Roman (extrait)

Peter Holtz – Autoportrait d’une vie heureuse

Ecrivain

On dirait presque Peter Holtz tout droit sorti d’un roman d’aventures du XVIIIe siècle. Mais c’est bien au XXe, quelques années après le Mur de Berlin, et du côté oriental de celui-ci, que ce jeune orphelin de 12 ans songe à un monde meilleur, à ce qu’est l’argent et à son abolition. Puis vient la chute. Comment ce garçon naïf deviendra-t-il un millionnaire avisé et parviendra-t-il à se débarrasser de son argent ? Où l’on apprendra comment le grand écrivain est-allemand Ingo Schulze, qui publie en France son sixième roman, raconte le déraillage des idéaux. Nous donnons ici, en avant-première, les premiers chapitres. À paraître aux éditions Fayard, dans la traduction d’Alain Lance et Renate Lance-Otterbein.

PREMIER CHAPITRE

Où Peter va au restaurant sans un pfennig en poche en expliquant pourquoi il trouve cela juste.
Réflexions sur le rôle de l’argent dans le socialisme.

 

En ce samedi de juillet 1974, huit jours avant mes douze ans, j’ignore encore tout de mon bonheur. Assis à la terrasse d’une auberge près de Waldau, j’attends que quelqu’un convainque la serveuse de la justesse de mes arguments ou bien règle mon addition qui s’élève à quatre marks et cinquante pfennigs. Je lui ai déjà expliqué à plusieurs reprises que je ne disposais d’aucun argent, ni dans les poches de mon pantalon ni chez moi, au foyer d’enfants Käthe-Kollwitz à Gradow-sur-l’Elbe.

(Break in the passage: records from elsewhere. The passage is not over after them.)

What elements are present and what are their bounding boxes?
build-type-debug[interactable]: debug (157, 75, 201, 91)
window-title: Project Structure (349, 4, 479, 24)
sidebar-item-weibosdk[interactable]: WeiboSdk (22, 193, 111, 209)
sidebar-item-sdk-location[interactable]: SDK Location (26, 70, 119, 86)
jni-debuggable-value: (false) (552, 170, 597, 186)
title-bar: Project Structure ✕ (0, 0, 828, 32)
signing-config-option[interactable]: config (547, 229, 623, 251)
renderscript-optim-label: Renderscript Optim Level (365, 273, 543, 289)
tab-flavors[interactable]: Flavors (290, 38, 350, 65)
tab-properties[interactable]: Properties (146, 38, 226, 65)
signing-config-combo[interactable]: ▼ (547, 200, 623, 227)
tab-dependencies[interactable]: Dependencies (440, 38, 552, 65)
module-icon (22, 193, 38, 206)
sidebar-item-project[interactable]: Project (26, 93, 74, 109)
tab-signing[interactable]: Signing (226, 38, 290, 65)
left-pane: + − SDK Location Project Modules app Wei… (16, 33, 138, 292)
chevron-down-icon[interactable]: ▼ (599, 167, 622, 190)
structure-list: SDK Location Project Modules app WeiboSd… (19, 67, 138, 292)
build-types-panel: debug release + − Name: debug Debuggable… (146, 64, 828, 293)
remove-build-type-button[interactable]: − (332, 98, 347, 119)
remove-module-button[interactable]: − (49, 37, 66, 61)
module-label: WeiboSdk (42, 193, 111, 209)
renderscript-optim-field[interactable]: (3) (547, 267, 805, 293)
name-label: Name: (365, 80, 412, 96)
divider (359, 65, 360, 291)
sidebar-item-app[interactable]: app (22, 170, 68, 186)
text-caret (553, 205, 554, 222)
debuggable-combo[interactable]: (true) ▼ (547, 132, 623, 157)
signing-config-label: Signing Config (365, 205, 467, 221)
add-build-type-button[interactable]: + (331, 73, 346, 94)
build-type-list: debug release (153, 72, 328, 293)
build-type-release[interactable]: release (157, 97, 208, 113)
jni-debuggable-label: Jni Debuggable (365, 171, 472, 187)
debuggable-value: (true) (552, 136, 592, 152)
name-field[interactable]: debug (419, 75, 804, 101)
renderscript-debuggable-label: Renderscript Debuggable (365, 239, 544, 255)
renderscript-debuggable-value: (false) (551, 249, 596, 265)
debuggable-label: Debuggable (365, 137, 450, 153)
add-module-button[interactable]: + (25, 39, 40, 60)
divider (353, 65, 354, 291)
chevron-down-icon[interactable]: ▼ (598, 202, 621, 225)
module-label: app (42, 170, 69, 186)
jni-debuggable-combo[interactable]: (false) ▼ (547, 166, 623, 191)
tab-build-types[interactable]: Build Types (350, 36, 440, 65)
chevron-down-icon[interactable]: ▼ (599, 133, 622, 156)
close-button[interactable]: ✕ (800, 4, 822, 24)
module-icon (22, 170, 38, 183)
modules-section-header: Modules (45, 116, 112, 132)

« Mais enfin, ce n’est pas important, l’argent ! », dis-je, en ajoutant aussitôt : « Tant que je suis un enfant, notre société doit s’occuper de moi, que ce soit au foyer ou pendant un voyage à la mer Baltique. »

Je propose à nouveau à la serveuse de me confier un travail correspondant à la valeur de ce que j’ai mangé : une portion de jambonneau accompagnée de pommes de terre, de choucroute et de moutarde, ainsi qu’un verre de limonade, elle n’a qu’à me dire ce que je dois faire. Tout en ajoutant que je ne veux pas lui causer des problèmes pour avoir fait travailler un enfant. À l’évidence, elle ne devrait donc pas me facturer le repas. « Pourquoi notre société devrait-elle me remettre d’abord l’argent », lui dis-je, « si de toute façon cet argent aboutit tôt ou tard chez elle ? »

« Il aboutit où ça, l’argent ? » s’écrie la serveuse, haussant le ton à chaque mot prononcé.

« Dans la société », je lui réponds.

« Ça va pas, la tête ? » dit la serveuse en se tapotant la tempe. « Tu débloques complètement ! » Elle saisit la grosse natte noire qui pend en travers de son décolleté pour l’expédier par-dessus son épaule. Tandis qu’elle s’éloigne, la natte se balance entre ses deux omoplates avant de s’immobiliser lorsqu’elle s’apprête à monter les trois marches menant à la porte du restaurant.